How Active-Active and Ring Topologies Converge

The same timestamp comparison that resolves a single write makes complex multi-cluster topologies converge to a consistent state, without any topology-aware logic in DCR.

In an active-active setup with two clusters, both clusters apply the comparison symmetrically. A write replicated from A to B is compared on B against B’s stored row, and the later value wins. A write replicated from B to A is compared on A against A’s stored row, and again the later value wins. The end state on both clusters is the value with the latest source-side timestamp, regardless of which cluster wrote first or which replication delivers its copy first.

In a ring topology, the same rule prevents a change from looping. A change committed on cluster A travels A → B → C → … → A carrying A’s original timestamp the whole way. When the change arrives back at A, the locally stored row already has that exact timestamp – A wrote it. The equal-timestamp branch of the comparison treats the incoming change as a duplicate, and the loop terminates at the first hop back to its origin.

The same mechanism applies to any topology built from one-way replications. Every cluster applies the same comparison on every replicated write, and the cluster that wrote with the latest source-side timestamp wins everywhere.

Idempotency and Re-Applies

The same comparison rule also makes routine restarts and recoveries safe. When a replication is restarted (dcr stop followed by dcr start), or when a worker node fails and another takes over, GridGain repeats the full state transfer for each replicated table. Any row that the replica already has is re-shipped with its original timestamp, the equal-timestamp branch of the rule treats it as a duplicate, and no data is corrupted.

Clock Synchronization

Conflict resolution uses hybrid logical clock (HLC) timestamps. HLC absorbs modest clock drift between clusters: even if the two clusters' clocks differ by a few hundred milliseconds, HLC produces a consistent total order of writes across them.

In practice:

  • Synchronize cluster clocks. Use NTP, PTP, or another time-sync service on every node in every cluster that participates in replication. Tight clock synchronization makes the timestamps that decide conflicts agree with operators' intuitions about which write was "first".

  • Conflict resolution is correct even if clocks are imperfectly synchronized. What clock drift affects is which write feels newer to a human looking at wall-clock timestamps in the application, not whether the two clusters converge to the same value.

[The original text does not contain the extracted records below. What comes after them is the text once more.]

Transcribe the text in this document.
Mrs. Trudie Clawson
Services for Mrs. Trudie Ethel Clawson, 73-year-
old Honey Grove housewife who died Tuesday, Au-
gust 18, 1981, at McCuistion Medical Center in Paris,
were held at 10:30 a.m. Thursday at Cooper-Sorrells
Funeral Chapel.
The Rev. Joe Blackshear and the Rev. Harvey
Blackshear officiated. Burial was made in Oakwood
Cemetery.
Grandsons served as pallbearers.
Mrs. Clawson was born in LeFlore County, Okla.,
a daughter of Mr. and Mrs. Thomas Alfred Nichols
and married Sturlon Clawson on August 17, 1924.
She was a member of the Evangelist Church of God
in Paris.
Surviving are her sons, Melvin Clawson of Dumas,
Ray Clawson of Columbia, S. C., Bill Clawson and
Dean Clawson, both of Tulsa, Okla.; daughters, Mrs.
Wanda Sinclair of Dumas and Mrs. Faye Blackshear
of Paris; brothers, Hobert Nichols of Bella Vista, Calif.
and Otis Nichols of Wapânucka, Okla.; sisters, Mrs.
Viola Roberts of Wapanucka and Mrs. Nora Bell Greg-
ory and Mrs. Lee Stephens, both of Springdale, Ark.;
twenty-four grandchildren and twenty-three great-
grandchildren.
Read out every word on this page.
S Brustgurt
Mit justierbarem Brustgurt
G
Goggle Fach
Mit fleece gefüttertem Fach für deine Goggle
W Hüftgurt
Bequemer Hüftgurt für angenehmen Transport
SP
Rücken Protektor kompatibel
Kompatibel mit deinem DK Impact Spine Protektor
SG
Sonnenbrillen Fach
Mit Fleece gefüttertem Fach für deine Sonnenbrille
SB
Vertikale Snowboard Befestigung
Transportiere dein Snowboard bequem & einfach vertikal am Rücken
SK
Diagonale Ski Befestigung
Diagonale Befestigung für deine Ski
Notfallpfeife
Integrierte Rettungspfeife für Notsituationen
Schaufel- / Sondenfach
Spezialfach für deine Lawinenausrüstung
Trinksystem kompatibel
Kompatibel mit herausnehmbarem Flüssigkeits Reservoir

  • Replication-lag metrics depend on local time. Lag is computed as the difference between the replica node’s current clock and the slowest partition’s watermark. If the replica’s clock is ahead of the source’s, the metric reads higher than the actual delay; if it is behind, the metric reads lower (and may even read negative). Use the metric as a relative trend rather than an absolute number.

  • flushPoint is interpreted in source-cluster time. When you call dcr flush --flush-point <time>, the supplied instant is compared against the timestamps on incoming changes from the source. If the source’s clock is behind the replica’s, a flush point set to "now" on the replica may take longer to reach than expected.